Mentioning someone’s weight has always been a very sensitive subject and something which could easily cause offence, potentially leading to a breakdown in a working relationship. As an employer however, you do have a duty of care to all your workers. Therefore, taking a holistic approach – such as reviewing the working environment for everyone – will also have a positive and non-discriminatory impact. Some ideas on managing the effects of obesity in the workplace are as follows:
- Offering Loch Health wellness checks for all staff – These checks can give you an insight into the health of your workforce across several key health risks including: cholesterol, heart disease, diabetes, high blood pressure and kidney disease.
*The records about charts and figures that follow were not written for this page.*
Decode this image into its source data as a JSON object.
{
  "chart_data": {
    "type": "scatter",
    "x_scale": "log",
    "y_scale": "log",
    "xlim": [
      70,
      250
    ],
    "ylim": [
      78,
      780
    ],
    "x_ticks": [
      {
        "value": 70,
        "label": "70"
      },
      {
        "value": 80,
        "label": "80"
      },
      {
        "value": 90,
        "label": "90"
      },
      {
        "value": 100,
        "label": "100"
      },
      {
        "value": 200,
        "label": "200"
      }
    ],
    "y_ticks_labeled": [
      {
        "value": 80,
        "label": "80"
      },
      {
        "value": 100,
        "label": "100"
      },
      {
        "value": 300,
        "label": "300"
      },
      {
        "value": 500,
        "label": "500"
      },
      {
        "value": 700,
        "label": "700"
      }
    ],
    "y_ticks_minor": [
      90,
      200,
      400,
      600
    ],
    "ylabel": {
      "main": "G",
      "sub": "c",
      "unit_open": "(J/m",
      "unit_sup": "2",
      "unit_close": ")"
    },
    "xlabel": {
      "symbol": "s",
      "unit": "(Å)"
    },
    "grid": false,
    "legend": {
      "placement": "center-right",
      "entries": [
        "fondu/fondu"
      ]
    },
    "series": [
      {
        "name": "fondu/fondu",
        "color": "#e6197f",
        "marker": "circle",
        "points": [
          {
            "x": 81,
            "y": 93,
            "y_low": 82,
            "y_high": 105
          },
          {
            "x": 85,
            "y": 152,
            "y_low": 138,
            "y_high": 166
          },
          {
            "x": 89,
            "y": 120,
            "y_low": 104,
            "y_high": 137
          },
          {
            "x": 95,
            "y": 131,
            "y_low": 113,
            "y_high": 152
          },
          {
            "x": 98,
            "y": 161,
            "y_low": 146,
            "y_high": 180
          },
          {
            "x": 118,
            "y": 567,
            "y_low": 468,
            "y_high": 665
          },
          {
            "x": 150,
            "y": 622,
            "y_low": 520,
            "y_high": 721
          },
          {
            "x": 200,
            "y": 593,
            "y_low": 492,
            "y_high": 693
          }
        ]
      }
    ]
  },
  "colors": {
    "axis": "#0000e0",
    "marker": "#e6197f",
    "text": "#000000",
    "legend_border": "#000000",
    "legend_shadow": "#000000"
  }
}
Whilst you would not be privy to an individual’s health report, you would get an anonymised workforce report which would allow you to spot trends and develop wellbeing strategies to improve the health of your employees. On an individual level, employees would also directly benefit from insight into their own health empowering them to take proactive steps to minimise the risk of absences from work through ill-health.
- Healthy food options – Check your vending machines and staff canteens for healthy options. Consider the ‘culture’ in your teams. Do you encourage healthy eating or do you have regular baking competitions? Do you have a biscuit fund, or do you offer fruit? Unhealthy options are easier to ‘grab on the go’ which is what happens when employees don’t take regular lunch breaks or run out to the shops quickly. Providing enough fridge space for employees to bring in and prepare their own lunches could also help.
- Promote physical activity outside the workplace – Think about how your team arrive at work. Are they able to cycle or walk? Could you make this easier by offering safe spaces for bikes or somewhere for them to get changed? If you offer a health care scheme or private medical insurance do you promote the reduced gym memberships these contain? Some businesses encourage staff to have football teams competing in local leagues or have set up running clubs.
- Get sedentary employees moving more at work – Many office employees can spend hours sitting down at their desks without moving. This is detrimental to both physical and mental health and is often not necessary. Encouraging employees to take short but regular breaks can help. Ideas can include having a pool printer, shredder or bin that employees need to leave their desks to reach or you could have co-ordinated group ‘deskercise’ sessions where teams join together in the office to complete some sitting exercises at the desk. Walking meetings instead of being stuck in meeting rooms allows employees to leave the building and get some fresh air. Encourage an environment where people get up and talk to each other instead of emailing a question to someone two desks away. Creating a culture where employees personally connect also has a big impact on morale and individual mental health.